The following highlights CWM’s investment strategy for the balance of 2015:
•    We're overweight growth vs. value. We expect the US market to move sideways as earnings estimates are too high. German and Japanese markets may play some catch-up.  
•    In Q1, we closed out our tactical overweight in TLT, (20+ yr. US Treasury Bond ETF).  Its outperformance surprised us as we merely saw value in the long-end of the yield curve.  The return in TLT was accentuated by QE in Europe -- it moved from 101.72 on 01.02.14 to over 131 on 01.06.15.  
•    We have shortened bond maturities and duration for the first time in nearly a decade.

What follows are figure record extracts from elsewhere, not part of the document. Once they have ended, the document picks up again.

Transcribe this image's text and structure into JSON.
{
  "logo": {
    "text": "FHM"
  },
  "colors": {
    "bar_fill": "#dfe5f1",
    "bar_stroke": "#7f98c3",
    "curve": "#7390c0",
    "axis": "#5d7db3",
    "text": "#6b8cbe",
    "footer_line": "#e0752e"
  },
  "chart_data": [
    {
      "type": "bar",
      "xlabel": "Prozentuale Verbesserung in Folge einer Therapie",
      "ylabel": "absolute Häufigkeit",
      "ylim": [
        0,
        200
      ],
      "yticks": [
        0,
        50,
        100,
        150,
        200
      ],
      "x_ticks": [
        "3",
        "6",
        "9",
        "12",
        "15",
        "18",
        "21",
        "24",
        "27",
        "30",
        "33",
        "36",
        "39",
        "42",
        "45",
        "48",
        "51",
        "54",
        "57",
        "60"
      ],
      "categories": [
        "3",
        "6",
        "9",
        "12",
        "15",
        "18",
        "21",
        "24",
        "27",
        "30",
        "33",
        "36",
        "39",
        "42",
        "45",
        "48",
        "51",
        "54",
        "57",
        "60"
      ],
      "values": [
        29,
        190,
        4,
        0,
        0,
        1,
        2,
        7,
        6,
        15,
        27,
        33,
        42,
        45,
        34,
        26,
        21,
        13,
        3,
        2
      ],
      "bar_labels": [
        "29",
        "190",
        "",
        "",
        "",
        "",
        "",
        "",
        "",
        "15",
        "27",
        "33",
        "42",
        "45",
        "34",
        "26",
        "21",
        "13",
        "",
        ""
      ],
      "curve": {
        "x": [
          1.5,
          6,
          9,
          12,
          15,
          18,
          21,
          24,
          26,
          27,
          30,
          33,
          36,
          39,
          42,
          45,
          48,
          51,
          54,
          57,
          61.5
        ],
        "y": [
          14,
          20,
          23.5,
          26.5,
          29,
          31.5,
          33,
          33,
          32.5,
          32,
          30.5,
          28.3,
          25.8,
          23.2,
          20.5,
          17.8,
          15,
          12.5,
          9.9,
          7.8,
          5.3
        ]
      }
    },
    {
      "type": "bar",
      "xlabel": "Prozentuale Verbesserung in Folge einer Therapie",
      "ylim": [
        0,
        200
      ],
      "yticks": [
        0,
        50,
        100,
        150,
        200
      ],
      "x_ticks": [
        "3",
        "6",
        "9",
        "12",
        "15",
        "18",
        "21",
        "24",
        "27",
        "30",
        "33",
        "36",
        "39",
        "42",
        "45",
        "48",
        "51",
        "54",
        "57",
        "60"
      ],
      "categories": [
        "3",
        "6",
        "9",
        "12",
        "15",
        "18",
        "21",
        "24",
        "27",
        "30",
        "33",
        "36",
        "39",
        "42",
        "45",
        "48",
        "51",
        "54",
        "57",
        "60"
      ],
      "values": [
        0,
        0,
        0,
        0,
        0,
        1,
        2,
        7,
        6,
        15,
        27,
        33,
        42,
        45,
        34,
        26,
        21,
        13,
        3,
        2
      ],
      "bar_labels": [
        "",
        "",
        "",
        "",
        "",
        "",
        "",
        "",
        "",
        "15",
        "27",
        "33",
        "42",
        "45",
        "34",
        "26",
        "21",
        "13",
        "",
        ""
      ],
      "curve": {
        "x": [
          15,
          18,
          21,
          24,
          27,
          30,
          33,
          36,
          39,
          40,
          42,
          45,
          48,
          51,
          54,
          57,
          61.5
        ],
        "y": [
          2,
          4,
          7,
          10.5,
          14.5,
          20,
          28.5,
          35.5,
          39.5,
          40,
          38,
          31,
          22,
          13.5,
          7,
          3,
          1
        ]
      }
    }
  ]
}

However, we think the move higher in interest rates will be gradual—do not fret.  GDP growth is still anemic compared to prior recoveries and as such, the market has become addicted to QE. There is too much capital, however, chasing too little value in bonds, especially short duration bond funds ( i.e. asset bubble).
•    We have a tactical overweight in Germany and Japan and expect these markets to outperform the US in 2015 given the dollar strength. The strong dollar favors strong manufacturing, exporting countries such as Germany and Japan.
•    Cheap energy stocks/drillers do not represent value in our opinion. Value is determined by cash flow and assets, and both are at risk in this sector. We leave it up to the best-in-class private equity and hedge fund managers to determine what represents good value in this sector. We sold our remaining energy MLP in early January 2014 given the inverse relationship between a strong dollar and oil/gas prices.
•    We think writing covered calls at the upper end of the current trading ranges is a prudent strategy in a range-bound market---enhancing total return with income from premiums while lowering cost basis and volatility.
•    We continue to favor technology, particularly medical technology, and healthcare at this juncture.
The larger question on our minds is can central banks usher in a new era of economic stability marked by low rates, modest growth, and stable inflation? Only time will tell the economic implications of this great monetary experiment called QE. Like Japan, we could be headed for a prolonged period of secular economic stagnation. Our Federal Reserve Bank Chairman, Janet Yellen, recently voiced such a concern. Much of the excess capital created by our Federal Reserve Bank QE policy has yet to find its way back to Main Street USA in the form of job-producing growth and capital goods expenditures. We think, however, Good Friday's employment report is just another lumpy employment number and not a harbinger of a weakening economy. At this market juncture, it’s time for the consumer to grab the baton it’s being handed and finish the last leg of this economic recovery with strength. 

*note:  the market prices quoted above are obtained from cnbc.com.  Certain quotes were obtained from Investor Business Daily and Bloomberg news service and are for informational purposes only.  We assume no responsibility for the timeliness, accuracy, or truthfulness of content derived from unaffiliated third-party sources as stated under "Disclaimer of Warranty" under the site's "Terms of Use". 
Past performance may not be indicative of future results.  Different types of investments involve varying degrees of risk. Therefore, it should not be assumed that future performance of any specific investment or investment strategy (including the investments and/or investment strategies recommended or undertaken by Cambridge Wealth Management, LLC) will be profitable or equal the corresponding indicated performance level(s).